Levantei-me sem que notasses. Devagar, pressionando o colchão para que a mudança de peso não o elevasse. Não te queria abandonar, mas a bexiga é impiedosa. Na verdade, nem te estava a abandonar. A casa de banho está a dois passos do quarto. Enquanto lavava as mãos, ouvi um barulho no corredor. Abri a porta e vi a equipa de serviço debruçada sobre ti. A enfermeira olhou-me com uma expressão de impotência triste. O médico movia-se com rapidez e era o protagonista de um bailado louco, acompanhado pelos assistentes que tentavam resgatar a vida que te abandonava. Só eu permanecia quieto. Impávido. Sem poder fazer nada.
Queria trocar de lugar contigo. Queria ser eu a abandonar a vida, deitado nessa cama de hospital. Tu poderias continuar a viver, livre da doença, a crescer e sorrir. Mas isso não me era permitido. Os médicos avisaram-me. Eu preparara-me, mas só então percebi a futilidade do exercício. Cai sobre o cadeirão preparado para as visitas. Esperei que a equipa médica desistisse de te salvar.
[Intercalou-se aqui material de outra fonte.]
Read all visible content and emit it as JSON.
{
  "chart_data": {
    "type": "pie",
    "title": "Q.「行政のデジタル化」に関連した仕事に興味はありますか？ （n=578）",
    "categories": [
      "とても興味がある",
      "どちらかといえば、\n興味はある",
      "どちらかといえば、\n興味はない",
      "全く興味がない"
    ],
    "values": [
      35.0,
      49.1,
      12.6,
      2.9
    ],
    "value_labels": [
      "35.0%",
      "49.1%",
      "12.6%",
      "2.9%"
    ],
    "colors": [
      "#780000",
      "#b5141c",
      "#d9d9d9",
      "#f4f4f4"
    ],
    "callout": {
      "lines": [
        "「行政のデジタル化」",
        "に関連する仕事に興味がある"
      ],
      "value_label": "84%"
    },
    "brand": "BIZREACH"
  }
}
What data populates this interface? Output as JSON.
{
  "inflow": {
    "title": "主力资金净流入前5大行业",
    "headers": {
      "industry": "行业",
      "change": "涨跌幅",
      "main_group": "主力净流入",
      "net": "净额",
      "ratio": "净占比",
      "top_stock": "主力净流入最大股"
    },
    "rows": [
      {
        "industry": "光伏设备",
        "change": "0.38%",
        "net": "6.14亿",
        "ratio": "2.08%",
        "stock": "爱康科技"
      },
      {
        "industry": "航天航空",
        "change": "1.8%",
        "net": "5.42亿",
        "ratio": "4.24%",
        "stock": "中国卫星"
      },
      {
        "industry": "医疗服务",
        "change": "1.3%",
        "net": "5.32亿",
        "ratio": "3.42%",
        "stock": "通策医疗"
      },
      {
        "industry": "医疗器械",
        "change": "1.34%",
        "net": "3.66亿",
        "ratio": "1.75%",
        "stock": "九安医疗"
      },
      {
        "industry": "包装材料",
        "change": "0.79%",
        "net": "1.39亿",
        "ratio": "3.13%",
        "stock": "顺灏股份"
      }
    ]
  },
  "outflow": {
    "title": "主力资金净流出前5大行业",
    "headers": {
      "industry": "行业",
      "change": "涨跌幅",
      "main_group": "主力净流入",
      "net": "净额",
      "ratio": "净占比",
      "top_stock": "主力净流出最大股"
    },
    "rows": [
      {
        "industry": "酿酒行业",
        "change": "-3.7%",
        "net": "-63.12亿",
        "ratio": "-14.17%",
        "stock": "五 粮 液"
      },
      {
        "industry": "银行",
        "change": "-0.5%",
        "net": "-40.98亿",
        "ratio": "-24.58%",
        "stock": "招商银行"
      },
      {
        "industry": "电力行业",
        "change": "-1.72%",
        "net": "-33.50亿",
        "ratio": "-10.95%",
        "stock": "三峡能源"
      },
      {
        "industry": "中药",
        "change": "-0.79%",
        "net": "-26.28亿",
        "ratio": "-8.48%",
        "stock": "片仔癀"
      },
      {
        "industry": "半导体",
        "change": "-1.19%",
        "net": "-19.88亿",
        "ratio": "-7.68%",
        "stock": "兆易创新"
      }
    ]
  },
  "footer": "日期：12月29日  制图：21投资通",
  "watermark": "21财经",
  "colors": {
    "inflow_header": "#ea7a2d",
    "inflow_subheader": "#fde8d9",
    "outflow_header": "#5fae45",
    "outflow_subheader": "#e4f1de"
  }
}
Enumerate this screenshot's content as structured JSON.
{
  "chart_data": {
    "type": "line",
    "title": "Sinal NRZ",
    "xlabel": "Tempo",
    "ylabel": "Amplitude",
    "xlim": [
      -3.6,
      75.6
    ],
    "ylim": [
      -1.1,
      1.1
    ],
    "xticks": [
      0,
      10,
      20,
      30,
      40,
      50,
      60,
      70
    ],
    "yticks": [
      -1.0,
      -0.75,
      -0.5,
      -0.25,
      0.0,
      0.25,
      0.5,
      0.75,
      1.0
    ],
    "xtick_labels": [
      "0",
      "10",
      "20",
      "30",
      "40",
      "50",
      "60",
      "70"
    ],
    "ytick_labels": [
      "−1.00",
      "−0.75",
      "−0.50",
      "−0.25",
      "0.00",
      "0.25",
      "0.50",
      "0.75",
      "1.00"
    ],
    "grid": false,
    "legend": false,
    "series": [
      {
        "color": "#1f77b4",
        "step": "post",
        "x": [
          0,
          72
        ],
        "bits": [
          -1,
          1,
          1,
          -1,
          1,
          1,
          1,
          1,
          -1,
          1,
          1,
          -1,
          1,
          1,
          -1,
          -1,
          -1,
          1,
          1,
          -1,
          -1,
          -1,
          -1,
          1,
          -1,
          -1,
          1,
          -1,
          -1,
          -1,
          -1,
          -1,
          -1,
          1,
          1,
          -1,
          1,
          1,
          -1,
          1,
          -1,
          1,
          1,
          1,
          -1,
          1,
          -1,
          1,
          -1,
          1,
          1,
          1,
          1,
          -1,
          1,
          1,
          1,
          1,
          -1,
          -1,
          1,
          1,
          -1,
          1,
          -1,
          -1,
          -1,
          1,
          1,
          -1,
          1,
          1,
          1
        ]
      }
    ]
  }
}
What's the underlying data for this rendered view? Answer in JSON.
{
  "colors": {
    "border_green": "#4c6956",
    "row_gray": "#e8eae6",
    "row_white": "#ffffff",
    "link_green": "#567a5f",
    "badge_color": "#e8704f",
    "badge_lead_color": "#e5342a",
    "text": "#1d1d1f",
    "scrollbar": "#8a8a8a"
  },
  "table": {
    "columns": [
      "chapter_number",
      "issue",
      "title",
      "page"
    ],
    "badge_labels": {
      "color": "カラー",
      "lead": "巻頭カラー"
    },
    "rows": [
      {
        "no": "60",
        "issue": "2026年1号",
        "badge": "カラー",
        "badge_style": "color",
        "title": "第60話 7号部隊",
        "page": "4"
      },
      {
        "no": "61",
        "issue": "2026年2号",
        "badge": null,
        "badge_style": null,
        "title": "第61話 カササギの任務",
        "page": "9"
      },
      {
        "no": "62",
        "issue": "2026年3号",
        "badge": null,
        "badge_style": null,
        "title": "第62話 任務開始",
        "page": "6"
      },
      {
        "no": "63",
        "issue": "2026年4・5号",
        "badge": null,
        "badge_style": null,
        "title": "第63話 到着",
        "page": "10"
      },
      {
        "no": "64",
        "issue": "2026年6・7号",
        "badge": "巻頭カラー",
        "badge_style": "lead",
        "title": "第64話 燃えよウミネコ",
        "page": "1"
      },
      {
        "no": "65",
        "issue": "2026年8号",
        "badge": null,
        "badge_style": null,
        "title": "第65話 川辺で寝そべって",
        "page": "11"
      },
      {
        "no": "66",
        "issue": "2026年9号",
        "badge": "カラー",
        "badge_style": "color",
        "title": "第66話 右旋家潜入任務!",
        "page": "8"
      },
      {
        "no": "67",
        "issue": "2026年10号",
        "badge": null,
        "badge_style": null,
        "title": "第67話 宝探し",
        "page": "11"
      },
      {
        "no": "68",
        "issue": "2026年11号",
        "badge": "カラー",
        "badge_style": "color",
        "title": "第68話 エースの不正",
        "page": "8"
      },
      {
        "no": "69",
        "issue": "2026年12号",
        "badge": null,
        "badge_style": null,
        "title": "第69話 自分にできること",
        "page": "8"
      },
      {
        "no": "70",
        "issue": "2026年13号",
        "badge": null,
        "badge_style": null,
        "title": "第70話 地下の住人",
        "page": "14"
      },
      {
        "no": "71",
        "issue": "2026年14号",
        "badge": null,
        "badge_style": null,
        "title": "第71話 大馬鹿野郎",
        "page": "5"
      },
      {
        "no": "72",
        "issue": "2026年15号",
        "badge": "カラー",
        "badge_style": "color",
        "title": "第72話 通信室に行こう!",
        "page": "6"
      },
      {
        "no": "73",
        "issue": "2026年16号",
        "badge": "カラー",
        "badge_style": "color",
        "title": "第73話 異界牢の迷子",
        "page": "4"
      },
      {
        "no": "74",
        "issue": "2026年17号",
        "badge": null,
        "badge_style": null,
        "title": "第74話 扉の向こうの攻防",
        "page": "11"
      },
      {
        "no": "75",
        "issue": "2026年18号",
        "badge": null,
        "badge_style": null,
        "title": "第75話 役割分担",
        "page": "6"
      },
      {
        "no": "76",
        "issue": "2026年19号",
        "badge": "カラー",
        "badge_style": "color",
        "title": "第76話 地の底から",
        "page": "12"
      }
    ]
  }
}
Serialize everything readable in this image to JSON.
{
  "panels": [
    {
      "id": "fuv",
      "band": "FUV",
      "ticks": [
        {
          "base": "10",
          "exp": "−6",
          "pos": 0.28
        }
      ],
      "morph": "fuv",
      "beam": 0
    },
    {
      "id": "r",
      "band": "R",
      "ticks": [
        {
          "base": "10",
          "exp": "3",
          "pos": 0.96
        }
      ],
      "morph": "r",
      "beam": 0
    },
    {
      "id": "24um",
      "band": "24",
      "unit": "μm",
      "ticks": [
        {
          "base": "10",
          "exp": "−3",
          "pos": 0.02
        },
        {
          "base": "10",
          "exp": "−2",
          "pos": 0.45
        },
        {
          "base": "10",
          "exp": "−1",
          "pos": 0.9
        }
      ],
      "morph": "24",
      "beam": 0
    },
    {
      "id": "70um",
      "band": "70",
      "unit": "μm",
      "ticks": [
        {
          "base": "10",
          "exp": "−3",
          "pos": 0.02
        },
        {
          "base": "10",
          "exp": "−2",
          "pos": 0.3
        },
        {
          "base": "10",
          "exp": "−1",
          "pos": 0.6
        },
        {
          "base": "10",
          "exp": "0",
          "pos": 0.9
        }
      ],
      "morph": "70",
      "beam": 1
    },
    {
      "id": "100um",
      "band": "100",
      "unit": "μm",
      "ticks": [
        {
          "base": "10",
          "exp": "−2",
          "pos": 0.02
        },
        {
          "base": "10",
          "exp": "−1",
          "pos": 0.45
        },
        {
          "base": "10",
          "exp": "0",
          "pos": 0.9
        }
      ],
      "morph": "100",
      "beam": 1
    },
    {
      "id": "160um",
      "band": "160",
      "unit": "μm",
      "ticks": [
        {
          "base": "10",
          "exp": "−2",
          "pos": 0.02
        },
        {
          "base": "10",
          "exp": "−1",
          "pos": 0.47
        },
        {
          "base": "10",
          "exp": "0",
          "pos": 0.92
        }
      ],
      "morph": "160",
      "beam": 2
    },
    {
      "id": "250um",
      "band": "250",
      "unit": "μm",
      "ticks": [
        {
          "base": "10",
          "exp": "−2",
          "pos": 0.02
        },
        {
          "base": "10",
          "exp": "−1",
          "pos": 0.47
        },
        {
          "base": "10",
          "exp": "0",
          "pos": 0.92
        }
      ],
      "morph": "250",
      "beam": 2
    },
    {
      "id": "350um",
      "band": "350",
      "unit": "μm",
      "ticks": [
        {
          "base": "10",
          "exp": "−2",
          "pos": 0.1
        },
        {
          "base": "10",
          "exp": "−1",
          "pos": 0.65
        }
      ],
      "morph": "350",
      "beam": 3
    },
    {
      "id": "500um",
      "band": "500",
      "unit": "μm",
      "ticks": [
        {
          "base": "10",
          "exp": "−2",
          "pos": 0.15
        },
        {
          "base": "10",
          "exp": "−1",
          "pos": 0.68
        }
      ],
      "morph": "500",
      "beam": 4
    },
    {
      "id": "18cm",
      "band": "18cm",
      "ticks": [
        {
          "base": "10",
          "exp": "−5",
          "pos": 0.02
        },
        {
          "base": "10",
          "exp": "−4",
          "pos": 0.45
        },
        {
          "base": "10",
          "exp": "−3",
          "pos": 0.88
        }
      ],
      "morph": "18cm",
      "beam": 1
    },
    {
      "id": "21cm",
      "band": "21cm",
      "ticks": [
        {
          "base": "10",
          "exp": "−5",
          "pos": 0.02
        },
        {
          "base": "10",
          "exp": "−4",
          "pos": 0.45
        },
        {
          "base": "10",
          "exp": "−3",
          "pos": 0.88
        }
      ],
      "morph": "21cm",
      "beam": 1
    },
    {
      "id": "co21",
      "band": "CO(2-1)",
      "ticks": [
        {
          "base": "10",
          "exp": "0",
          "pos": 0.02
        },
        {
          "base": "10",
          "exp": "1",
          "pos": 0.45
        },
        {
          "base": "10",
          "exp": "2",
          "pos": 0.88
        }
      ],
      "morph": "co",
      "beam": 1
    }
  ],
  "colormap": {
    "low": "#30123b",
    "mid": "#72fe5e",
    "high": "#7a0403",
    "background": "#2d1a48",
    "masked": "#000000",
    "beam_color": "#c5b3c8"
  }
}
Voltei a sentar-me na cama. Respeitando a minha dor, o médico deixou que te abraçasse e te desse mais uma vez, uma última vez, o meu colo. Não conseguia acreditar que tivesses morrido. O teu corpo estava quente. A cara desenhava um sorriso suave, de paz. Para mim, estavas a dormir. Durante uns instantes, até que a mão serena e firme do médico me tocasse no ombro e me chamasse de volta, acreditei que dormias. Junto a mim. Ao colo. Com a vida toda pela frente.